Zher moved to make space for her on the bench. Olin’s hair looked like someone had used it to wipe the floor. Vrei probably didn’t look much better.

Zher wrapped his arm around Olin and squeezed gently as she took the first bite of her meat

“It’s almost over, right?” he said, looking at Vrei.

Olin gave Vrei a look that said next week might as well be two years from now.

“Almost,” Vrei agreed.

Olin ate quickly, and Vrei found herself gulping down her food too. The brief moment when she’d managed to forget about Transfer Day was over.

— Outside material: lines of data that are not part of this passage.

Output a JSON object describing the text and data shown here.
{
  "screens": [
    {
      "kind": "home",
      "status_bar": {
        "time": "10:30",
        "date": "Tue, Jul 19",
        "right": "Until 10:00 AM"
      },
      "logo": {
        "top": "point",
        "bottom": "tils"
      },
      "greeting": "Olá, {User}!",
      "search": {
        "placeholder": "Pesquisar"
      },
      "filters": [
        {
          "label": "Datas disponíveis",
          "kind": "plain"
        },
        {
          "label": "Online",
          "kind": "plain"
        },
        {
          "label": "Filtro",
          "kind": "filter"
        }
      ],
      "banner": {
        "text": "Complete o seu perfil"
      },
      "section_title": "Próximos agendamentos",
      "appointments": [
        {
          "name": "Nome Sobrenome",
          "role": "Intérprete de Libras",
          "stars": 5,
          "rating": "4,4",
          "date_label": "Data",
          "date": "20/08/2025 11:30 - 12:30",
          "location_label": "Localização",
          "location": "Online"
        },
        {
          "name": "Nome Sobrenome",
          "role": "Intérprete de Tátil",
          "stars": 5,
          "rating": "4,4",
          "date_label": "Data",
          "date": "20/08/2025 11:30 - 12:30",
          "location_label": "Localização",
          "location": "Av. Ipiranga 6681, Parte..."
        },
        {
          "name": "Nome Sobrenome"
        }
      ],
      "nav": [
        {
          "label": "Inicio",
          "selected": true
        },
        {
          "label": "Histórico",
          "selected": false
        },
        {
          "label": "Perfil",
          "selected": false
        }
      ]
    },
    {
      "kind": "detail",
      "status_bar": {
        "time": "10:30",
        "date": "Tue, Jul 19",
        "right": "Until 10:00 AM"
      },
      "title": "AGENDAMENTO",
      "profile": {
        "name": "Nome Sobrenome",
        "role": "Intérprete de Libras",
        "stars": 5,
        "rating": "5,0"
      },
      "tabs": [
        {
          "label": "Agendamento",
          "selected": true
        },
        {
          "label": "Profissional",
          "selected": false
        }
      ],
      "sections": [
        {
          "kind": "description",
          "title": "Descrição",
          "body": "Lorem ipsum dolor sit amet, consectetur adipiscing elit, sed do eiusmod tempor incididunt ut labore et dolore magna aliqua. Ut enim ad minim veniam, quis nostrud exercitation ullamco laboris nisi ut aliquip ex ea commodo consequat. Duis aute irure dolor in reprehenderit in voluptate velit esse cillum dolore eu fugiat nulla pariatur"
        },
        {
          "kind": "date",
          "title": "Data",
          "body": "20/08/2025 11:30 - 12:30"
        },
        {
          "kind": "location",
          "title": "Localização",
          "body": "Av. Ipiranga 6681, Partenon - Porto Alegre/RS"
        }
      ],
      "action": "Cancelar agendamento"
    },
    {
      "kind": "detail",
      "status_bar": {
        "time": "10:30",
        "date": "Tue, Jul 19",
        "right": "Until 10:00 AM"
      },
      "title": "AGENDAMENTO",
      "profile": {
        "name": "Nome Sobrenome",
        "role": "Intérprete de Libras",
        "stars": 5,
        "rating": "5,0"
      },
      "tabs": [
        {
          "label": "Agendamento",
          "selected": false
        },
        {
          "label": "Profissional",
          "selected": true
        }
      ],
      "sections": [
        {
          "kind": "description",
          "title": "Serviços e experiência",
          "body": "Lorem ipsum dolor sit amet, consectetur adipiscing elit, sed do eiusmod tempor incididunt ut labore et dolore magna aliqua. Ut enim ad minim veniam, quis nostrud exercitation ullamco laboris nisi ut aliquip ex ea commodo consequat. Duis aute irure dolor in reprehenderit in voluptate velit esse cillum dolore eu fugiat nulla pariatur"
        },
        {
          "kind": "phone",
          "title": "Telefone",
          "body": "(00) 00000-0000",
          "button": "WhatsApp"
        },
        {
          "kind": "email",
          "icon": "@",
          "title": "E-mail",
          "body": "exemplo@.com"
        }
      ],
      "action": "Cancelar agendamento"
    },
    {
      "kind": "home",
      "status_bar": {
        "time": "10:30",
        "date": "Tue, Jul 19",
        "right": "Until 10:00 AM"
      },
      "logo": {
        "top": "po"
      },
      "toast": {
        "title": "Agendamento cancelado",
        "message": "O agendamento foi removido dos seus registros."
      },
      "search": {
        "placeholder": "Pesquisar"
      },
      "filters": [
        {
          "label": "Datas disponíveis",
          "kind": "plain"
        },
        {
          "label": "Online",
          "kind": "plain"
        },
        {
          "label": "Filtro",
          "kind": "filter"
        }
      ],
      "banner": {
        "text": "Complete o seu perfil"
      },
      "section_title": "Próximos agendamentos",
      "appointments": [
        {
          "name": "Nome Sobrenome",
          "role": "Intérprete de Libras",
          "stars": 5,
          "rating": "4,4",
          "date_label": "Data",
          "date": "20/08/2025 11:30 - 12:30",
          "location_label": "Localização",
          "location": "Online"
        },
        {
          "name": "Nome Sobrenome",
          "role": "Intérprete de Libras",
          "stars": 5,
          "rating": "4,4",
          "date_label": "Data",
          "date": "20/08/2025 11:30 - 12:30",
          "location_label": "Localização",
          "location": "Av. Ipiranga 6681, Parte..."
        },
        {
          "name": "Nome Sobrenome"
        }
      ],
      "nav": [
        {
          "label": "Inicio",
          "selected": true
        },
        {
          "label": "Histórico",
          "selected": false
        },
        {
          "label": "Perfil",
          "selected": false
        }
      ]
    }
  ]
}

Zher kept telling stories, his arm subtly touching Olin’s. Vrei couldn’t remember ever wanting to be that close to any of the people she slept with. The last one had been… nearly three months ago. One of the fourthyears. She hadn’t even let him spend the night in her room. The memory made her frown. She was starting to turn into Ebie, with her weird fetish for her First and her general lack of interest in human company.

Vrei’s fingers tightened around the plastic grip of the spoon. She took a long, loud sip, tasting nothing but sourness. The soup was supposed to be a little sweet but the kitchen was running low on supplies.

Ebie and her shitty opinions and her endless judgment and her stupid moral code. Never late for a meeting, never stuck without vouchers, never desperate for a favor. Always alone. Vrei couldn’t live like that. No one could. Ebie thought it made her better, to act like a robot. Sol had never… she’d never been like that. Ebie had no right to pretend—

“Oh, wait!” Zher said, nudging Vrei with his foot under the table. “The thing you asked about! I found someone.”

Vrei froze, disoriented, with a spoon halfway to her mouth.

“Someone who saw something,” Zher clarified.

It took a moment before Vrei remembered—she’d told her friends to ask around, see if anyone had seen something weird in the neighborhoods closet to the fence lately.

She forced herself to swallow the soup before saying, “who?”

“Elad, the sixthyear?” Zher said.

Elad had spent the last two years living a few buildings away from Vrei, though they’d never been close. “What did she see?”

Zher shrugged. “She’ll only to talk to you.”

That sounded like Elad. It was probably just an excuse to try and get something out of Vrei before the year ran out.

Still. “Fine,” Vrei said. She looked at Olin. “Go talk to her tomorrow?” No one needed to know how serious this was.

Olin nodded without making eye contact. She’d always been a terrible liar.